Ian Teh Undercurrents
A member of the Vu Agency since 2001, Ian Teh has been documenting on China for the past ten years and has exhibited his photography all over the world. The Malaysian-born, British photo reporter’s artistic creativity stems from his interest in social, environmental, and political issues of the modern world.
Ian Teh is a storyteller. Organically threading together images of integrative colors, he creates storylines based on real events, alive with nuances. By looking beyond the outwardly descriptive nature of his works, the viewer is able to discover the narrative that lies beneath. Teh’s photography is a potential dialogue, an eloquent starting point for the viewer to travel beyond the limits of a photograph’s frame and moment in time.
Throughout countless journeys within China, Teh offers a glimpse of another life and another world rarely seen. In his first series, Merging Boundaries, Teh takes us on a 1,000 kilometer road-trip along the Sino Russian North Korean border to observe the people and places that compose the intersections between the three last communist bastions.
In his second series, Dark Clouds, Teh examines some of China's most industrialized cities; an exploration into the other side of the economy’s bright, shiny facade. Over the course of two winters and numerous trips to northeastern China, Teh portrays the daily lives of the people who are most affected by the coal industry.
Ian Teh has received numerous photography honors, including the World Press Masterclass. He was a finalist of the CCF Foundation for Photography prize in 2004, and his work has recently been acquired by the Los Angeles County Museum of Art (LACMA) in the United States.
The Paris-Beijing Photo Gallery will exhibit two of Ian Teh’s series: Merging Boundaries and Dark Clouds from the 26th of April until the 10th of June.
Ian Teh practices photography as an elegant, adaptable explorer, a keen eye, and a curious walker...Teh’s vision, both sensitive and caring of information, would not be expressed in any other way than with an elegant, refined, touching palette.
- Christian Caujolle-
Artistic Director of Vu’ Agency
China: 40 years of photography
The Paris Beijing Photo Gallery is honored to exhibit world-renowned French Photographer Marc Riboud from the 26th of April until the 10th of June. Over the years Marc Riboud has recorded the harmony of landscapes and the beauty in faces all over the globe. A member of Magnum agency since its infancy, Riboud catches powerful images of history in the making through instinctual approaches and a respect for the people and places he photographs.
A world traveler for fifty years, this will be Marc Riboud's first China exhibition.
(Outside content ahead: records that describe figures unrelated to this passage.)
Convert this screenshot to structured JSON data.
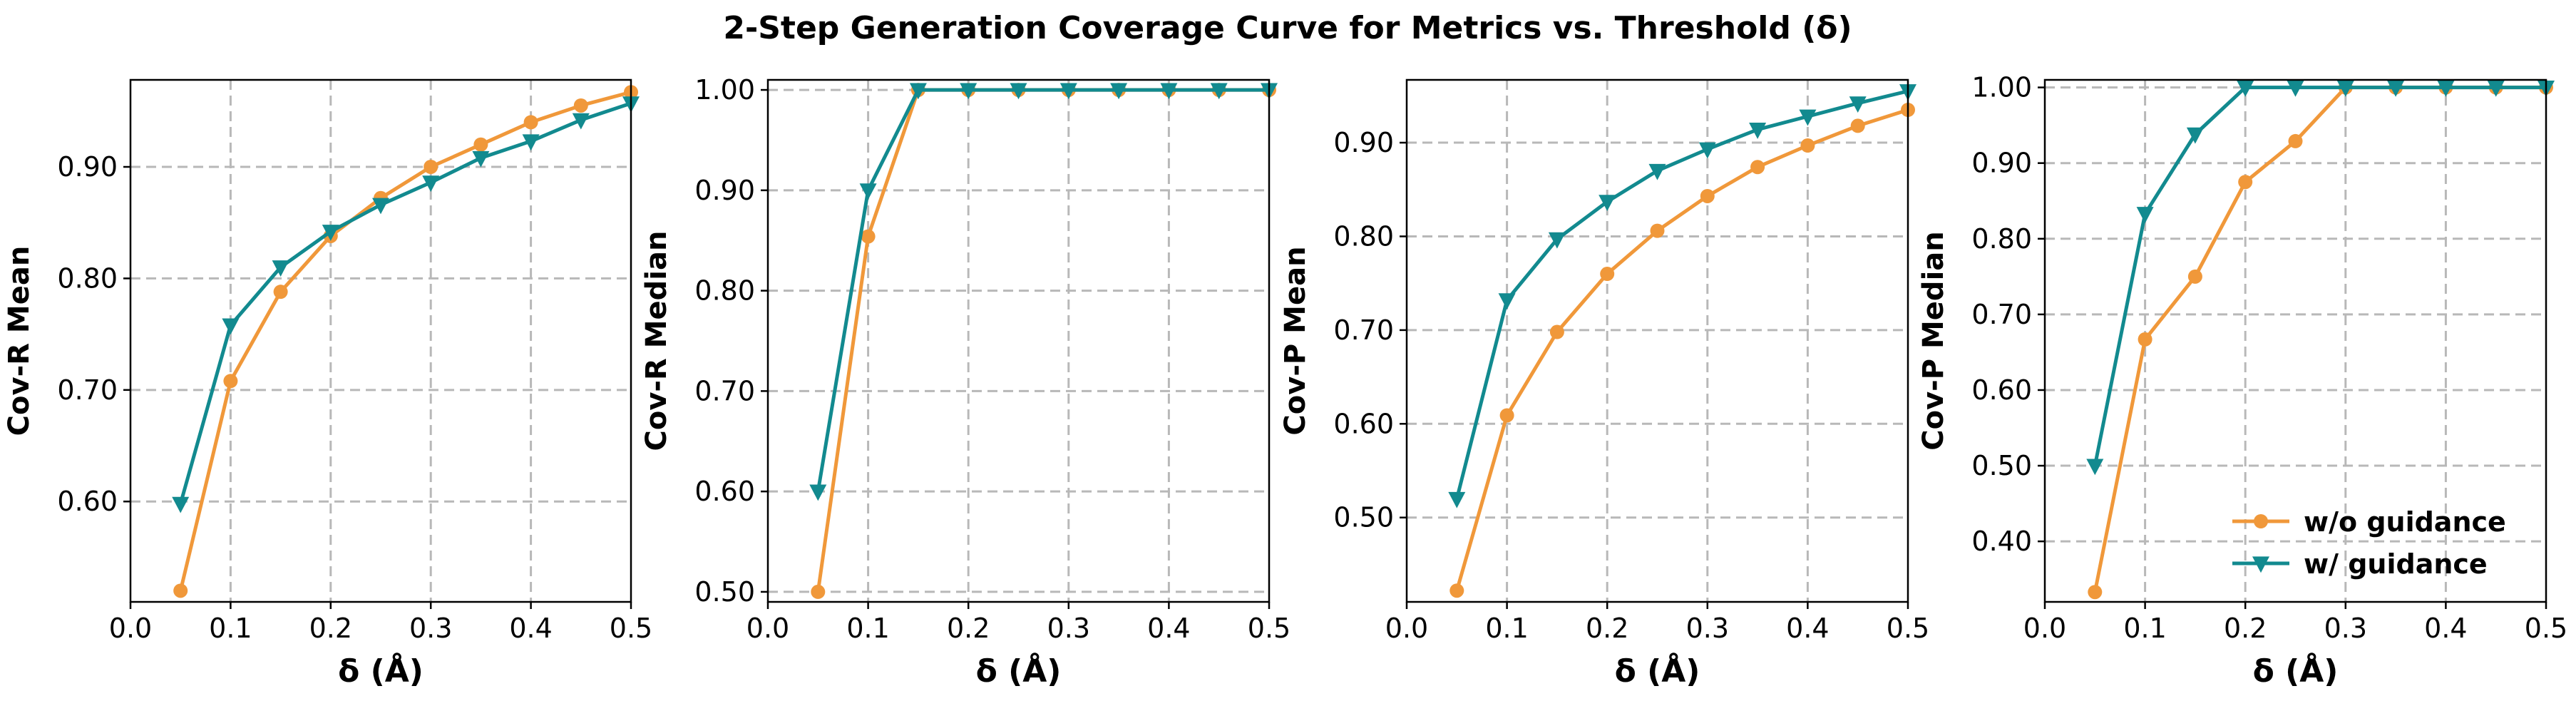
{
  "title": "2-Step Generation Coverage Curve for Metrics vs. Threshold (δ)",
  "colors": {
    "wo_guidance": "#F0983A",
    "w_guidance": "#128A8F",
    "grid": "#b8b8b8"
  },
  "chart_data": [
    {
      "type": "line",
      "ylabel": "Cov-R Mean",
      "xlabel": "δ (Å)",
      "xlim": [
        0.0,
        0.5
      ],
      "xticks": [
        "0.0",
        "0.1",
        "0.2",
        "0.3",
        "0.4",
        "0.5"
      ],
      "ylim": [
        0.51,
        0.978
      ],
      "yticks": [
        "0.60",
        "0.70",
        "0.80",
        "0.90"
      ],
      "grid": true,
      "x": [
        0.05,
        0.1,
        0.15,
        0.2,
        0.25,
        0.3,
        0.35,
        0.4,
        0.45,
        0.5
      ],
      "series": [
        {
          "name": "w/o guidance",
          "marker": "circle",
          "values": [
            0.52,
            0.708,
            0.788,
            0.838,
            0.872,
            0.9,
            0.92,
            0.94,
            0.955,
            0.967
          ]
        },
        {
          "name": "w/ guidance",
          "marker": "triangle-down",
          "values": [
            0.598,
            0.758,
            0.81,
            0.842,
            0.866,
            0.886,
            0.908,
            0.923,
            0.942,
            0.957
          ]
        }
      ]
    },
    {
      "type": "line",
      "ylabel": "Cov-R Median",
      "xlabel": "δ (Å)",
      "xlim": [
        0.0,
        0.5
      ],
      "xticks": [
        "0.0",
        "0.1",
        "0.2",
        "0.3",
        "0.4",
        "0.5"
      ],
      "ylim": [
        0.49,
        1.01
      ],
      "yticks": [
        "0.50",
        "0.60",
        "0.70",
        "0.80",
        "0.90",
        "1.00"
      ],
      "grid": true,
      "x": [
        0.05,
        0.1,
        0.15,
        0.2,
        0.25,
        0.3,
        0.35,
        0.4,
        0.45,
        0.5
      ],
      "series": [
        {
          "name": "w/o guidance",
          "marker": "circle",
          "values": [
            0.5,
            0.854,
            1.0,
            1.0,
            1.0,
            1.0,
            1.0,
            1.0,
            1.0,
            1.0
          ]
        },
        {
          "name": "w/ guidance",
          "marker": "triangle-down",
          "values": [
            0.6,
            0.9,
            1.0,
            1.0,
            1.0,
            1.0,
            1.0,
            1.0,
            1.0,
            1.0
          ]
        }
      ]
    },
    {
      "type": "line",
      "ylabel": "Cov-P Mean",
      "xlabel": "δ (Å)",
      "xlim": [
        0.0,
        0.5
      ],
      "xticks": [
        "0.0",
        "0.1",
        "0.2",
        "0.3",
        "0.4",
        "0.5"
      ],
      "ylim": [
        0.41,
        0.967
      ],
      "yticks": [
        "0.50",
        "0.60",
        "0.70",
        "0.80",
        "0.90"
      ],
      "grid": true,
      "x": [
        0.05,
        0.1,
        0.15,
        0.2,
        0.25,
        0.3,
        0.35,
        0.4,
        0.45,
        0.5
      ],
      "series": [
        {
          "name": "w/o guidance",
          "marker": "circle",
          "values": [
            0.422,
            0.609,
            0.698,
            0.76,
            0.806,
            0.843,
            0.874,
            0.897,
            0.918,
            0.935
          ]
        },
        {
          "name": "w/ guidance",
          "marker": "triangle-down",
          "values": [
            0.52,
            0.732,
            0.797,
            0.837,
            0.87,
            0.893,
            0.914,
            0.928,
            0.942,
            0.955
          ]
        }
      ]
    },
    {
      "type": "line",
      "ylabel": "Cov-P Median",
      "xlabel": "δ (Å)",
      "xlim": [
        0.0,
        0.5
      ],
      "xticks": [
        "0.0",
        "0.1",
        "0.2",
        "0.3",
        "0.4",
        "0.5"
      ],
      "ylim": [
        0.32,
        1.01
      ],
      "yticks": [
        "0.40",
        "0.50",
        "0.60",
        "0.70",
        "0.80",
        "0.90",
        "1.00"
      ],
      "grid": true,
      "legend": "lower-right",
      "x": [
        0.05,
        0.1,
        0.15,
        0.2,
        0.25,
        0.3,
        0.35,
        0.4,
        0.45,
        0.5
      ],
      "series": [
        {
          "name": "w/o guidance",
          "marker": "circle",
          "values": [
            0.333,
            0.667,
            0.75,
            0.875,
            0.929,
            1.0,
            1.0,
            1.0,
            1.0,
            1.0
          ]
        },
        {
          "name": "w/ guidance",
          "marker": "triangle-down",
          "values": [
            0.5,
            0.833,
            0.938,
            1.0,
            1.0,
            1.0,
            1.0,
            1.0,
            1.0,
            1.0
          ]
        }
      ]
    }
  ]
}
Since his initial journey to China in the late fifties he has been a dedicated recorder of the country's fascinating and continuing evolution.
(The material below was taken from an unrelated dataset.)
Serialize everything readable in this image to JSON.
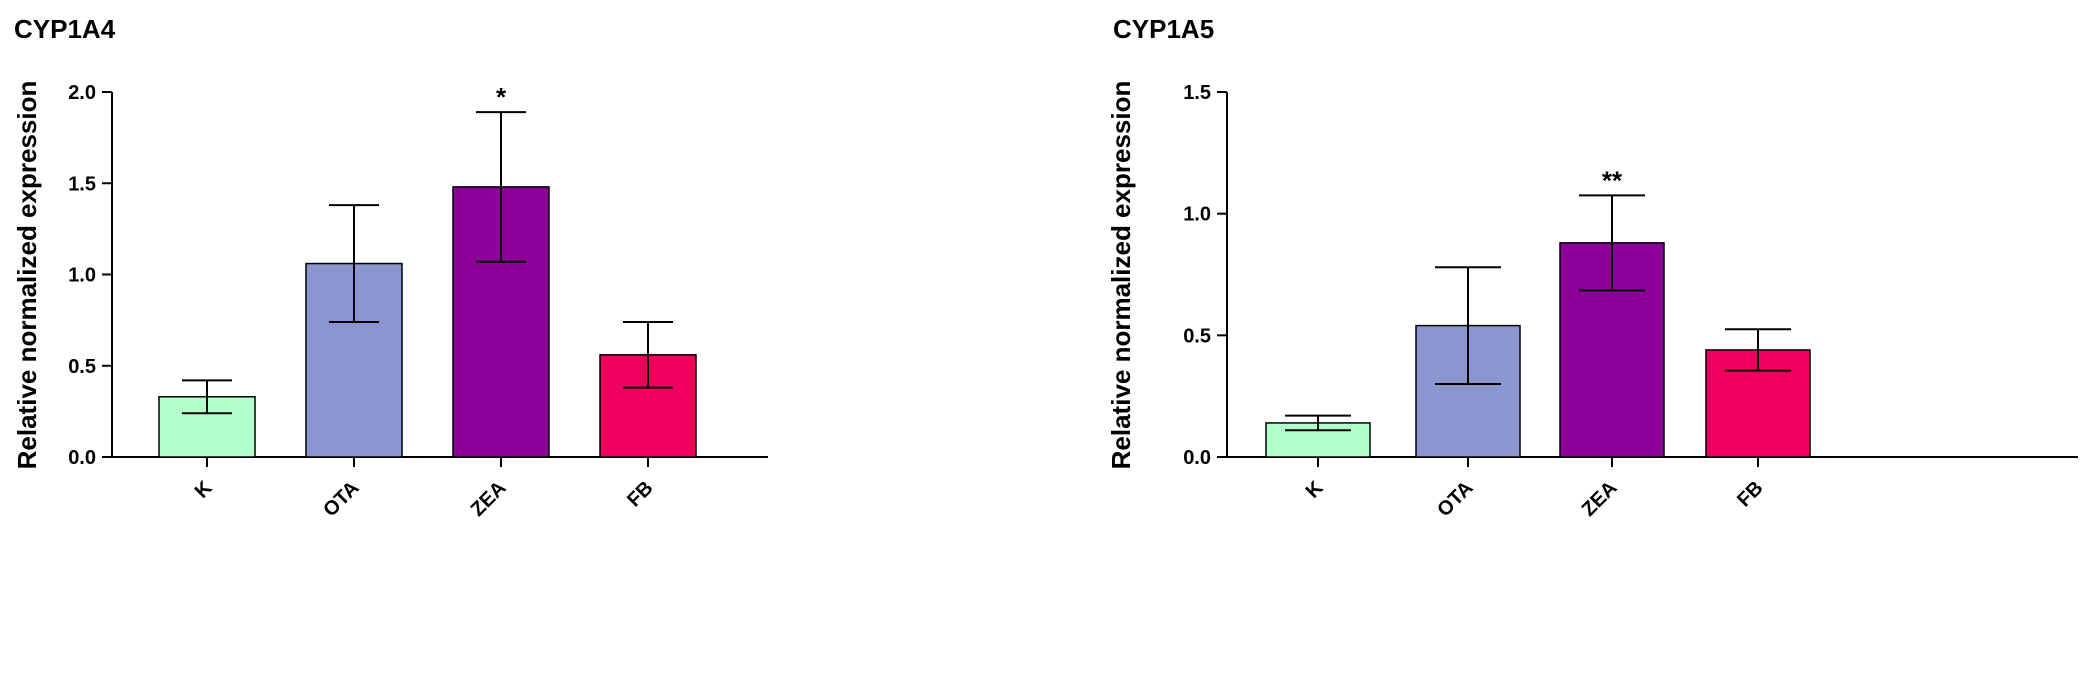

Riboud joined the prestigious Magnum agency in 1953 owing to his well-received picture, “Eiffel Tower Painter,” and his successful meeting with founders Henry Cartier-Bresson and Robert Capa. A few years later he became the vice president of the European division. He observed and photographed the May 1968 protests in France, the U.S. demonstrations against the Vietnam War, and the Iranian Revolution, among many others. His photography also includes many celebrities, politicians (Mao Zedong, Khrouchtchev, Winston Churchill, Fidel Castro, Nehru), intellectuals (Jean-Paul Sartre, Simone de Beauvoir, Henry Miller, Ionesco), and artists (Picasso, Dali, Gong Li).
Marc Riboud has been the subject of numerous individual and collective exhibitions in New York, Paris, and Japan. Not until now have his works been exhibited in China, where he took his first photograph in 1956. From his pioneering works on the Chinese Cultural Revolution to the recent westernization and development, he has observed and recorded the events that have shaped present-day China. China has always been a lifelong interest for the artist with its varied landscapes, big cities, the countryside and Huang-Shan. As Riboud says, "It was so fascinating; just so fascinating."
Often referred to as a humanitarian photographer, Riboud's sensitivity to his subjects creates a connection between spectator and the work, initiating thought-provoking dialogue concerning political, social, and aesthetic views. His ability to capture genuine and fleeting moments of beauty, humor, and endless emotion, lead to his reputation as one the greatest photo reporters of the twentieth century.
The Paris-Beijing Photo Gallery will show a wide selection of Chinese photographs, taken from 1956 to the middle of the nineties, and a world tour through his most famous works.
This exhibition will be included in Festival Croisements/ Jiaoliu 2008, French Embassy.